7.1 大陸の移動
地球表面では地震や火山活動により様々な変動が起きています。この変動は複数の説を経て1960年代後期にプレートテクトニクスという学説になりました。ここでは、その歴史を辿っていきす。
19世紀に大西洋を挟んだ両大陸が元々は一つの大陸だったのではないかと考える人が現れ始めます。そんな中、ドイツの気象学者ウェーゲナーが大陸移動説を1912年に提唱しました。
大陸移動説は①海岸線の一致、②地質の共通性、③化石の共通性、④過去の気候分布の一致を根拠にしており、パンゲア大陸という一つの超大陸があったと発表しました。このパンゲア大陸は中世紀末に各大陸に分列したと考えられています。大陸移動説は動植物や氷河の分布、地層の連続性を明快に説明しており、非常にユニークなものでした。
ウェーゲナーはシマという盤の上に各大陸が浮かんでおり、各大陸は遠心力と潮汐力によって地球表面を移動すると考えました。そして、ぶつかり合う大陸によって大山脈が形成され、日本などのアジアの諸島はその小片であるとしました。
この遠心力や潮汐力は大陸が動かすほどの大きさがなく、原動力の部分に理論的な無理がありました。そこで、ウェーゲナーの支持者であったイギリスの地質学者ホームズはマントル対流説を1929年に提唱しました。
マントル対流説は大陸移動のメカニズムを解明しており、深度2,900 [m] に存在するマントルが放射性物質によって熱せられ、マントル内で自ら対流を生じているという説でした。また、このマントルの対流によって大陸が分断されたと説明したのですが、大陸がマントルによって動いているという考えは当時の人には理解できず、異端な説として葬られました。
大陸移動説やマントル対流説は第二次世界大戦中の潜水艦の安全な航行のために開発された海底探査機と敵の潜水艦の探知するために開発された磁気探査機によって復活することになります。当時、磁鉄鉱を含む溶岩は冷え固まるときにその時代の磁北を記録・固化し、磁北は数万年から数十万年の間に南北が逆転していることが知られていました。

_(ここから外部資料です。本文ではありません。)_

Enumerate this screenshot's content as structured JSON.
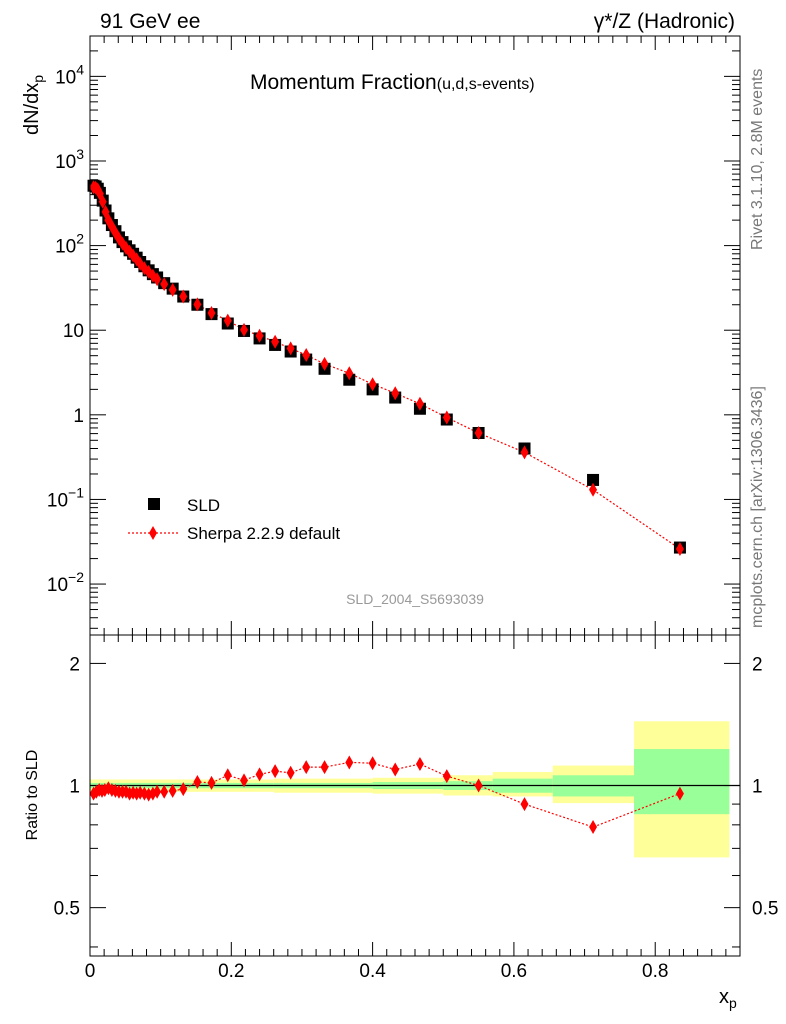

そのため、大陸の磁北を調べればある程度の年代を特定することができました。ヴァインとマシューズは大西洋の中央海嶺の磁北を調査すれば大陸移動説およびマントル対流説が証明できるのではないかと考えました。これをヴァイン・マシューズ仮説といいます。
ヴァイン・マシューズ仮説は正帯磁期(磁北と真北が一致している時期)と逆帯磁期(磁北と真北が逆方向にある時期)が縞状かつ対象に存在していることを発見し、中央海嶺に近いほど岩石の生成年代は新しく、遠ざかるにつれて年代が古くなることを明らかにしました。
また、同時期にヘスとディーツが海洋底拡大説を提唱しました。中央海嶺は高温のマントル物質が上昇してくる場所であり、噴出した溶岩は磁北を固化し、海底としてマントル対流にのって東西に運ばれていきます。古い海底は海溝でマントルの中に沈み込み、海底はつねに更新されています。これを海洋底拡大説といいます。
ヴァイン・マシューズ仮説と海洋底拡大説は大陸移動説とマントル対流説のメカニズムを解明し、プレートテクトニクスという一つの学問に発展していきました。また、中央海嶺からアメリカまたはアフリカまでの距離が4,000 [km]、海底の移動距離が約2 [cm/year] であることから、大西洋が開けるまでに約2億年かかっている計算になります。大西洋の海底からは中世代ジュラ紀(約1億8000万年前)より古いものは見つかっていないため、上の算定計算ほぼ正しいといえます。
まとめとして、プレートテクトニクスは大陸移動説、マントル対流説、ヴァイン・マシューズ仮説、海洋底拡大説などを経てできた学問です。1960年代後期にできた学問であり、比較的新しい理論といえます。